Diabetes mellitus (MEL-ih-tus), or simply, diabetes, is a group of diseases characterized by high blood glucose levels that result from defects in the body's ability to produce and/or use insulin.
Clay County Hospital has an American Diabetes Association recognized diabetes self-management education program located at the Clay County Hospital Medical Clinic in Flora. This program is available to teach you how to manage your diabetes, understand how diabetes works, and helps with different kinds of diabetes medicines, such as insulin starts. Because this is an ADA recognized program, Medicare and private insurances can be billed. Financial assistance forms are also available to those who qualify or are in need.
The Diabetic Education office is located in the Clay County Hospital Medical Clinic in Flora and is open Tuesday thru Friday. Steve Welty, RN, Diabetes Educator, can be reached by phone at 618-662-2191 extension 312, or by email at email@example.com.
The types of Diabetes are:
Type 1 diabetes is usually diagnosed in children and young adults, and was previously known as juvenile diabetes. In type 1 diabetes, the body does not produce insulin. Insulin is a hormone that is needed to convert sugar, starches and other food into energy needed for daily life. Only 5-10% of people with diabetes have this form of the disease. With the help of insulin therapy and other treatments, even young children with type 1 diabetes can learn to manage their condition and live long, healthy, happy lives.
Type 2 diabetes is the most common form of diabetes. Millions of Americans have been diagnosed with type 2 diabetes, and many more are unaware they are at high risk. Some groups have a higher risk for developing type 2 diabetes than others. Type 2 diabetes is more common in African Americans, Latinos, Native Americans, and Asian Americans, Native Hawaiians and other Pacific Islanders, as well as the aged population.
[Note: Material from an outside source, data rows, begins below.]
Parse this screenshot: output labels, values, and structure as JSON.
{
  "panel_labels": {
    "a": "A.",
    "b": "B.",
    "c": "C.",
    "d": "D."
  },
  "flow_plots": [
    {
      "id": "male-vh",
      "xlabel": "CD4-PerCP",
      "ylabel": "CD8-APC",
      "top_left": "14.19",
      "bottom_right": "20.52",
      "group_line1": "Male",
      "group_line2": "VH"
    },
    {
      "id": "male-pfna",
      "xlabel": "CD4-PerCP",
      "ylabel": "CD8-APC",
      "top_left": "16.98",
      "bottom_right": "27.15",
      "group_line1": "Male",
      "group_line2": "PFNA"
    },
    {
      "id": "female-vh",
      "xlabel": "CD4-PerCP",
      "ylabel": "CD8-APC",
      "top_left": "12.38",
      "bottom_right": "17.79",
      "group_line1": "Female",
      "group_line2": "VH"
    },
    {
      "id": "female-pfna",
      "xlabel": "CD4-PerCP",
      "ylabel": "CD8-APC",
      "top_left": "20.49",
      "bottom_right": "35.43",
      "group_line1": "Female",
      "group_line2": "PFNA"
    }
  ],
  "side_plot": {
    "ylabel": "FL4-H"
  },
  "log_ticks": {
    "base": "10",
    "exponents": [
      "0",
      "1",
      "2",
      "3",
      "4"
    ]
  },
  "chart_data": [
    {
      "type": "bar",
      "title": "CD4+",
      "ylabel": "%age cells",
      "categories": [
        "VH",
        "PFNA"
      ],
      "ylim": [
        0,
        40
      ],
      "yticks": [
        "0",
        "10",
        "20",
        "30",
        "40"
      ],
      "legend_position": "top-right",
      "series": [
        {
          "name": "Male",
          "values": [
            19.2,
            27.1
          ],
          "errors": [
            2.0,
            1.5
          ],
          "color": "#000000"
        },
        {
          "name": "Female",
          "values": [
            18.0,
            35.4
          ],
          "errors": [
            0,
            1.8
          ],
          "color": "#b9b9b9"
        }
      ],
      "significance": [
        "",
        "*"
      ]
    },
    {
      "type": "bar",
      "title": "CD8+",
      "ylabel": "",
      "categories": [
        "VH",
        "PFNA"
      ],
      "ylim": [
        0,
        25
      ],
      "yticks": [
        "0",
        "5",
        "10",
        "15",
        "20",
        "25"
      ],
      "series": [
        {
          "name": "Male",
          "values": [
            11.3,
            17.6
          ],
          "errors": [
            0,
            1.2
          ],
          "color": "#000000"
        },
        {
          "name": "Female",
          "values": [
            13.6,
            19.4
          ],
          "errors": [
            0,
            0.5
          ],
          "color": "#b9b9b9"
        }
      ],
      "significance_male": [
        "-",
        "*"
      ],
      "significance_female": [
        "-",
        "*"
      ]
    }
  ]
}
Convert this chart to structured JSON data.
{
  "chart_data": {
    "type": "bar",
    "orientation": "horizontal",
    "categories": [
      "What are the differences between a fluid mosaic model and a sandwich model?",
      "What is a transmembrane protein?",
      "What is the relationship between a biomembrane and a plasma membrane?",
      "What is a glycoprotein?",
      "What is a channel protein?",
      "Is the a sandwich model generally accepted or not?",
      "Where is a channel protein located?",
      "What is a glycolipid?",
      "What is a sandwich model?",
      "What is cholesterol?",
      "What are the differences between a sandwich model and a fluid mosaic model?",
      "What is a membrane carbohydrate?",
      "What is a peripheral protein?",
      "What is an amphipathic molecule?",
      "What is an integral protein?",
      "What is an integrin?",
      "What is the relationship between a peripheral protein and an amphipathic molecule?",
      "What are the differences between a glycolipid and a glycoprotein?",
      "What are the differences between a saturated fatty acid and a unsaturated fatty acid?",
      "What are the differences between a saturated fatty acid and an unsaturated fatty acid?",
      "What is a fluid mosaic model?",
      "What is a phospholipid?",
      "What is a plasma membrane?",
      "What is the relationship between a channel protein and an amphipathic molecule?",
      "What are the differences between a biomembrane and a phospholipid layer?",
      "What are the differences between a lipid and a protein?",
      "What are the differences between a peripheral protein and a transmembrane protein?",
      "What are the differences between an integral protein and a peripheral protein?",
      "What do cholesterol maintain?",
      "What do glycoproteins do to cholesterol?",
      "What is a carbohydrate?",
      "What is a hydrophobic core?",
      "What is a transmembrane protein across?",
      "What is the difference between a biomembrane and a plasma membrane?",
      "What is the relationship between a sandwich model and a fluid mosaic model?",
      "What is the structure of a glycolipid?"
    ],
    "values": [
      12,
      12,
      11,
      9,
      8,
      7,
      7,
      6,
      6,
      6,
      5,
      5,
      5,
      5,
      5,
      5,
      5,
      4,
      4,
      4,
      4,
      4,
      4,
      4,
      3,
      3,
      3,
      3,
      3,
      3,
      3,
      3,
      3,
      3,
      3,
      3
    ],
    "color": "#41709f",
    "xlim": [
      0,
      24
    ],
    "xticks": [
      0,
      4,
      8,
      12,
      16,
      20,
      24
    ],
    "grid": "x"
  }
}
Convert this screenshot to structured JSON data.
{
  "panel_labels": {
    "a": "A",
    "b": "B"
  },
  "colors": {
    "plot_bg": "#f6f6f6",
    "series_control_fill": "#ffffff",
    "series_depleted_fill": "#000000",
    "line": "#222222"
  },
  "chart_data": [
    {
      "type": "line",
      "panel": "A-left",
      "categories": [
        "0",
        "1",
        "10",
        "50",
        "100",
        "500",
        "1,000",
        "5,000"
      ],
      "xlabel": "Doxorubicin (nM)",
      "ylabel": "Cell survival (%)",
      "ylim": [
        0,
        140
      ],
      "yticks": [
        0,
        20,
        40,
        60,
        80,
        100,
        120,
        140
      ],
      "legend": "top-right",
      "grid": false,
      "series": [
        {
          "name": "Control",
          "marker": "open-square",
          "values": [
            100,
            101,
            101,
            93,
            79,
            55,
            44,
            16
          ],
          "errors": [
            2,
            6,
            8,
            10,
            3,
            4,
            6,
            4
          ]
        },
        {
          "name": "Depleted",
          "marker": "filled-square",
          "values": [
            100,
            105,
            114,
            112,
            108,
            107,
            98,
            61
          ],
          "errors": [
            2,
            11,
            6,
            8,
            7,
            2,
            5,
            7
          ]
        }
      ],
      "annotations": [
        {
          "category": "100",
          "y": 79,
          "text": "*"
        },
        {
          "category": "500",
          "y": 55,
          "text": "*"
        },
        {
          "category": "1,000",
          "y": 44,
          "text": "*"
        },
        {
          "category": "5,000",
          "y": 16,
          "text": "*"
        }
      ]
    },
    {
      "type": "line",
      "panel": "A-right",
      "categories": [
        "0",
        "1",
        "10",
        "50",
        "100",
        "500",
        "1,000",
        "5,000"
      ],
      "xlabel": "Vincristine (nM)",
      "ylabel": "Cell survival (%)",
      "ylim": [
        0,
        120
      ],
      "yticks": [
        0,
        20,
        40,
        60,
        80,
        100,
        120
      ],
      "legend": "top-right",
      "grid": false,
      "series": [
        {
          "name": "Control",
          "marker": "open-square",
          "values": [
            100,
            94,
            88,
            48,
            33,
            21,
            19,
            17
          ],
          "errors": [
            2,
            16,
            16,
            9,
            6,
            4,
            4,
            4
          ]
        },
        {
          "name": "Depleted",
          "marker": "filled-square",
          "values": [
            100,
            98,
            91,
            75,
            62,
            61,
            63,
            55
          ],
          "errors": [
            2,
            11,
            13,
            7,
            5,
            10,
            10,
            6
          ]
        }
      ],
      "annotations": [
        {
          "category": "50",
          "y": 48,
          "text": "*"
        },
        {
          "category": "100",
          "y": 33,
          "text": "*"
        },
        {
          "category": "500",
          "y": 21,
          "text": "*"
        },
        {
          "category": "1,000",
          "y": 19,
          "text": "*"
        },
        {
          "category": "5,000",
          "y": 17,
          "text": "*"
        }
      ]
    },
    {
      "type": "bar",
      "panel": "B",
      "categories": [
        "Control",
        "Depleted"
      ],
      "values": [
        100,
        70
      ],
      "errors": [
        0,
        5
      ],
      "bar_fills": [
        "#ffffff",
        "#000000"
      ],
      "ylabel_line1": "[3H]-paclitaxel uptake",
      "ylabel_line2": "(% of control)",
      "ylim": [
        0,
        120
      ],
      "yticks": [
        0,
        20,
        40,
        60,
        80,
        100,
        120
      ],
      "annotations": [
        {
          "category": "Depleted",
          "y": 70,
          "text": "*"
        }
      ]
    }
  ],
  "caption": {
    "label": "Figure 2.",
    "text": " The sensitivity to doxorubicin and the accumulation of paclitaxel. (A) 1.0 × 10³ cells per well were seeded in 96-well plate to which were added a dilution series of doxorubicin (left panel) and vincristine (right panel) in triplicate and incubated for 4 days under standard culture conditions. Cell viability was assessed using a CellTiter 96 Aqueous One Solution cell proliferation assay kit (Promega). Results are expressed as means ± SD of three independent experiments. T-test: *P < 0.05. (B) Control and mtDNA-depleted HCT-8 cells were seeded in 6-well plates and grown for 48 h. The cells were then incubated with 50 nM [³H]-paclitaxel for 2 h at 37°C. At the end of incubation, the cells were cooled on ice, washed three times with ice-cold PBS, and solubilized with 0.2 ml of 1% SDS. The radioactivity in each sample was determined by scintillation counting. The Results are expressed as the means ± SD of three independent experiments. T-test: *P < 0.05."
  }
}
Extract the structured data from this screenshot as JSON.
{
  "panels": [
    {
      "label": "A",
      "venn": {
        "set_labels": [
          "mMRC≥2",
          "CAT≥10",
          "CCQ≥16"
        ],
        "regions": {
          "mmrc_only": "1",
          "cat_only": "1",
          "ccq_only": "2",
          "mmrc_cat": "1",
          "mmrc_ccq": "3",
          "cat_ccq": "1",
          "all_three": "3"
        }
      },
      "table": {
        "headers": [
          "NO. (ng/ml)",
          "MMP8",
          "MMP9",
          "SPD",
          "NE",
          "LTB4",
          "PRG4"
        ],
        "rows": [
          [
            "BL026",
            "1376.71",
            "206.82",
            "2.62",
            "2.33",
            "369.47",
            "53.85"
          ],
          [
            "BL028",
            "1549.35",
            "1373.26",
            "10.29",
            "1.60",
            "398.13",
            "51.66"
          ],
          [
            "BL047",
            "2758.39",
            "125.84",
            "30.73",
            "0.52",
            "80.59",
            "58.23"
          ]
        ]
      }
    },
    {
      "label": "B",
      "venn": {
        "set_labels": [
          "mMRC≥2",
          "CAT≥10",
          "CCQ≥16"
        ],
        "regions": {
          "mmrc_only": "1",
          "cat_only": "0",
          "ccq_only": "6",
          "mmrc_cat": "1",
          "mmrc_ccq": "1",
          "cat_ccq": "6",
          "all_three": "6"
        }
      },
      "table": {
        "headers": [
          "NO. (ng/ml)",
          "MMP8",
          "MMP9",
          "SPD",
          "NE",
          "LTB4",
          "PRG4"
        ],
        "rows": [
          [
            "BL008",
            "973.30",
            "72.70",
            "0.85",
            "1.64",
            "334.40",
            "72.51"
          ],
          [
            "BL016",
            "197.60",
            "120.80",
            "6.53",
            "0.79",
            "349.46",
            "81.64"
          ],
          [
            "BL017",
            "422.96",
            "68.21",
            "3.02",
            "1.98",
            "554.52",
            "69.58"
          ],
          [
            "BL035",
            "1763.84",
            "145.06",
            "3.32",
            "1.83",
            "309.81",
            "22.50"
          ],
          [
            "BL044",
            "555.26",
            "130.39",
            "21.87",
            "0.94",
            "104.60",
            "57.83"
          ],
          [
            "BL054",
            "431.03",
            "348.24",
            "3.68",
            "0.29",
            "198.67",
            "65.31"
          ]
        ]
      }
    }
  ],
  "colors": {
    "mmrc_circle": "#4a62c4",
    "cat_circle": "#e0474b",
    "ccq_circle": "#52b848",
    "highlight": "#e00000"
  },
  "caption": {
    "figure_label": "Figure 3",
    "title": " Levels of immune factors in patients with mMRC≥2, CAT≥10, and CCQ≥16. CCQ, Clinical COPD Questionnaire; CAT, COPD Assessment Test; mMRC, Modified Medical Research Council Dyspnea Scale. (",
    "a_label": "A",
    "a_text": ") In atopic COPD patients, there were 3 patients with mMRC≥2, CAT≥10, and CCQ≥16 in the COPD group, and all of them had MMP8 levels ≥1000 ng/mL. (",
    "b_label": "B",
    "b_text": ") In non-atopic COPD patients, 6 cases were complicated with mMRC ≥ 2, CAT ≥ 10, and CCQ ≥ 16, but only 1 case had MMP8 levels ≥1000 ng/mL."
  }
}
In type 2 diabetes, either the body does not produce enough insulin or the cells ignore the insulin. Insulin is necessary for the body to be able to use glucose for energy. When you eat food, the body breaks down all of the sugars and starches into glucose, which is the basic fuel for the cells in the body. Insulin takes the sugar from the blood into the cells. When glucose builds up in the blood instead of going into cells, it can lead to diabetes complications.
During pregnancy -- usually at around 28 weeks or later -- many women are diagnosed with gestational diabetes. A diagnosis of gestational diabetes doesn't mean that you had diabetes before you conceived, or that you will have diabetes after giving birth. But it's important to follow your doctor's advice regarding blood glucose (blood sugar) levels while you're planning your pregnancy, so you and your baby both remain healthy.